Cuando las ceremonias terminaron, y después de que Eadred nos dejara sordos con una oración interminable, Guthred paseó conmigo por la ciudad. Creo que quería presumir de armadura nueva, o quizá sólo quisiera aclararse la cabeza de tanto humo como había en palacio. Bebió cerveza en todas las tabernas, bromeó con los hombres en inglés y en danés y besó por lo menos a cincuenta chicas, y luego me llevó a las murallas y caminamos un rato en silencio, hasta que llegamos al lado este de la ciudad, donde me detuve a mirar el río, una lámina de plata abollada bajo la media luna.
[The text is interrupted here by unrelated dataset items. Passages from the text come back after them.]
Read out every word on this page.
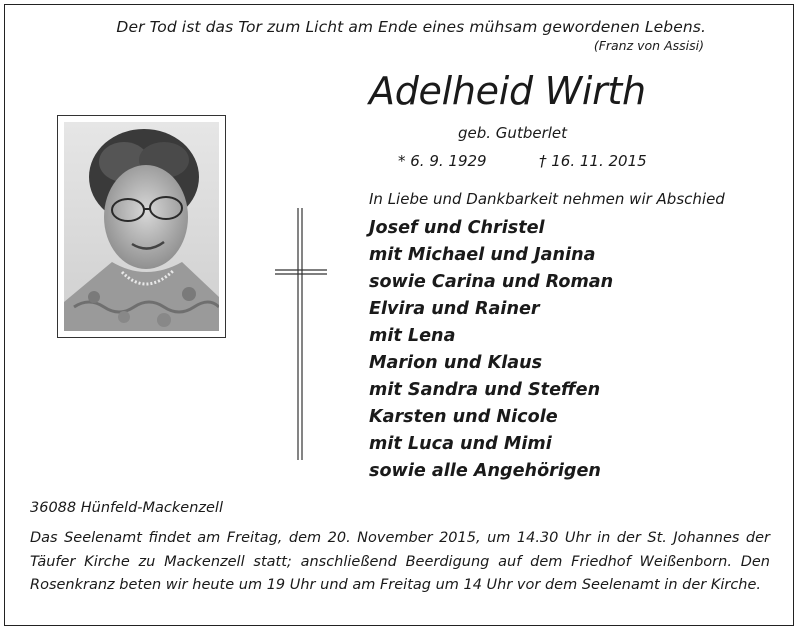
Der Tod ist das Tor zum Licht am Ende eines mühsam gewordenen Lebens.
(Franz von Assisi)
Adelheid Wirth
geb. Gutberlet
* 6. 9. 1929	† 16. 11. 2015
In Liebe und Dankbarkeit nehmen wir Abschied
Josef und Christel
mit Michael und Janina
sowie Carina und Roman
Elvira und Rainer
mit Lena
Marion und Klaus
mit Sandra und Steffen
Karsten und Nicole
mit Luca und Mimi
sowie alle Angehörigen
36088 Hünfeld-Mackenzell
Das Seelenamt findet am Freitag, dem 20. November 2015, um 14.30 Uhr in der St. Johannes der Täufer Kirche zu Mackenzell statt; anschließend Beerdigung auf dem Friedhof Weißenborn. Den Rosenkranz beten wir heute um 19 Uhr und am Freitag um 14 Uhr vor dem Seelenamt in der Kirche.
—Aquí murió mi padre —dije.

—¿Espada en mano?

—Sí.

—Eso es bueno —contestó, olvidando por un instante que se había hecho cristiano—. Pero un día triste para ti.

—Fue un buen día —respondí—, conocí al conde Ragnar. Y mi padre tampoco me gustaba demasiado.

—¿No? —parecía sorprendido—. ¿Por qué no?

—Porque era una bestia resentida —repliqué—. Los hombres querían su aprobación y sólo la concedía a regañadientes.

—Como tú, entonces —contestó, y me llegó el turno de sorprenderme.

—¿Como yo?

—Mi resentido Uhtred —dijo—, todo ira y amenazas. Bueno, dime qué hago con Egberto.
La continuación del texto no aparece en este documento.